Oggi, a rassicurare l’azionario, è anche il dietrofront dei tassi dei Treasuries Usa: quelli decennali scendono al 3,945%, dopo aver superato la soglia del 4% diverse volte, nel corso dell’ultima settimana. In ribasso anche i tassi dei Treasuries a due anni, quelli più sensibili alle decisioni di politica monetaria, che viaggiano attorno al 4,409%, in flessione di ben 10 punti base, dopo aver superato la scorsa settimana la soglia del 4,5% per la prima volta dal 2007.
Alle 16 circa ora italiana, il Dow Jones balza di quasi 500 punti (+1,67%), a 30.128,85 punti; lo S&P 500 avanza del 2,49% a 3.670,71 e il Nasdaq Composite sale di oltre il 3,1% a quota 10.650.
L’attenzione rimane sulle banche Usa, dopo la carrellata dei conti relativi al terzo trimestre, che sono stati sfornati venerdì scorso dai colossi del calibro di JP Morgan, Morgan Stanley, Wells Fargo e Citigroup.
In generale, le banche americane hanno riportato solidi risultati, a eccezione di Morgan Stanley, la cui trimestrale è stata deludente.
Oggi, prima dell’inizio della giornata di contrattazioni, ha diffuso i conti trimestrali l’altro colosso Usa Bank of America.
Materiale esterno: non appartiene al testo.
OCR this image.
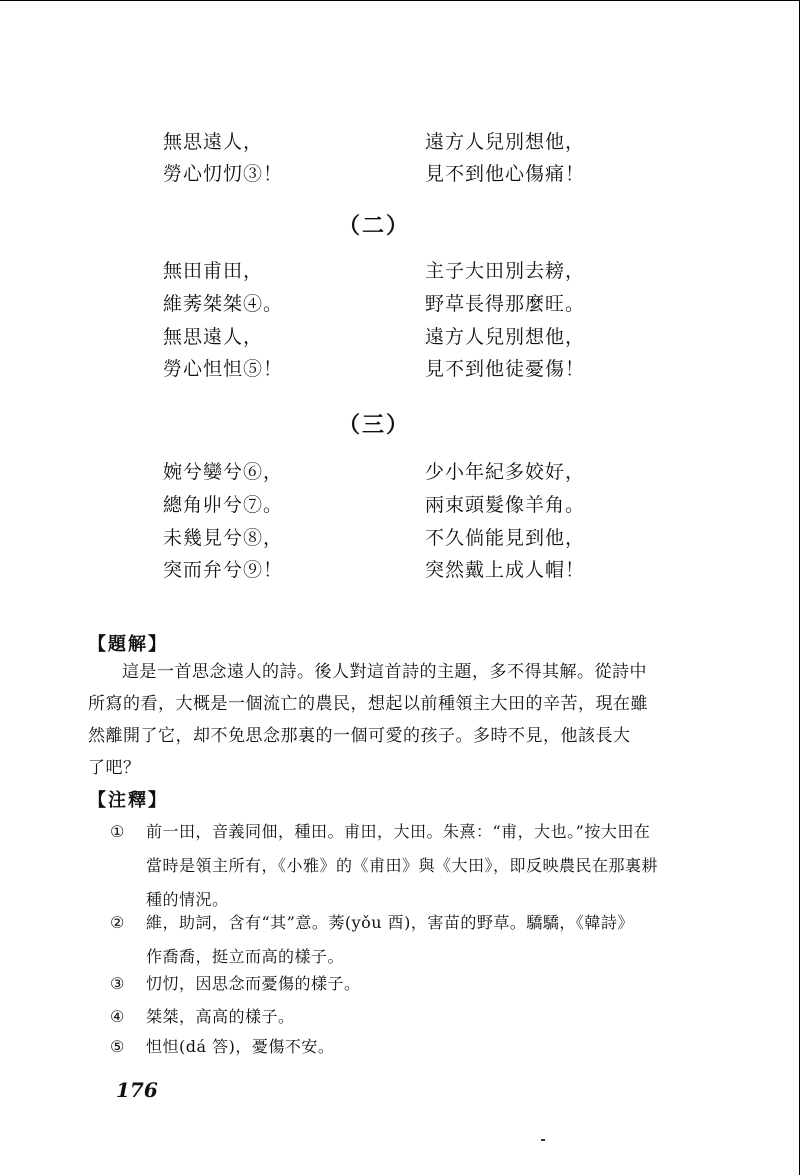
無思遠人，	遠方人兒別想他，
勞心忉忉③！	見不到他心傷痛！
（二）
無田甫田，	主子大田別去耪，
維莠桀桀④。	野草長得那麼旺。
無思遠人，	遠方人兒別想他，
勞心怛怛⑤！	見不到他徒憂傷！
（三）
婉兮孌兮⑥，	少小年紀多姣好，
總角丱兮⑦。	兩束頭髮像羊角。
未幾見兮⑧，	不久倘能見到他，
突而弁兮⑨！	突然戴上成人帽！
【題解】
這是一首思念遠人的詩。後人對這首詩的主題，多不得其解。從詩中
所寫的看，大概是一個流亡的農民，想起以前種領主大田的辛苦，現在雖
然離開了它，却不免思念那裏的一個可愛的孩子。多時不見，他該長大
了吧？
【注釋】
① 前一田，音義同佃，種田。甫田，大田。朱熹：“甫，大也。”按大田在
當時是領主所有，《小雅》的《甫田》與《大田》，即反映農民在那裏耕
種的情況。
② 維，助詞，含有“其”意。莠(yǒu 酉)，害苗的野草。驕驕，《韓詩》
作喬喬，挺立而高的樣子。
③ 忉忉，因思念而憂傷的樣子。
④ 桀桀，高高的樣子。
⑤ 怛怛(dá 答)，憂傷不安。
176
Il colosso ha reso noto di aver concluso il terzo trimestre dell’anno con un utile in calo dell’8% a $7,1 miliardi, o di 81 centesimi per azione, a causa degli accantonamenti da $898 milioni che ha dovuto effettuare per tutelarsi da eventuali future perdite sui crediti elargiti. L’eps ha battuto tuttavia le attese di 77 centesimi per azione. Meglio delle stime anche il fatturato, che si è attestato a $24,61 miliardi su base adjusted, rispetto ai $23,57 miliardi previsti dal consensus. Il titolo segna un rally superiore a +5%.
Guadagna più del 3% JP Morgan, Morgan Stanley sale del 2%, Citigroup è invece piatta, Wells Fargo +2,6%.
Dai risultati delle banche Usa di venerdì scorso è emerso il doppio effetto sui bilanci delle strette monetarie firmate da Jerome Powell & Co.
Da un lato, le banche hanno assistito a un miglioramento della redditività, confermato da corposi rialzi del margine netto di interesse. Dall’altro lato, la paura di una recessione e dunque della maggiore difficoltà di famiglie e imprese a onorare il rimborso dei crediti ricevuti, si è tradotta in un aumento degli accantonamenti, per far fronte al rischio di una crescita dei crediti deteriorati-NPL.
Domani sarà il turno di Goldman Sachs (+1,8%), che diffonderà la propria trimestrale.
Diffonderanno i conti, nei prossimi giorni della settimana, anche Netflix (+5,4%), Tesla (+5,5%) e IBM (+1,8%), così come Johnson & Johnson (+0,87%), United Airlines (+0,80%), AT&T (+0,90%), Verizon (+0,85%), e Procter & Gamble (+1,6%), tra molte altre.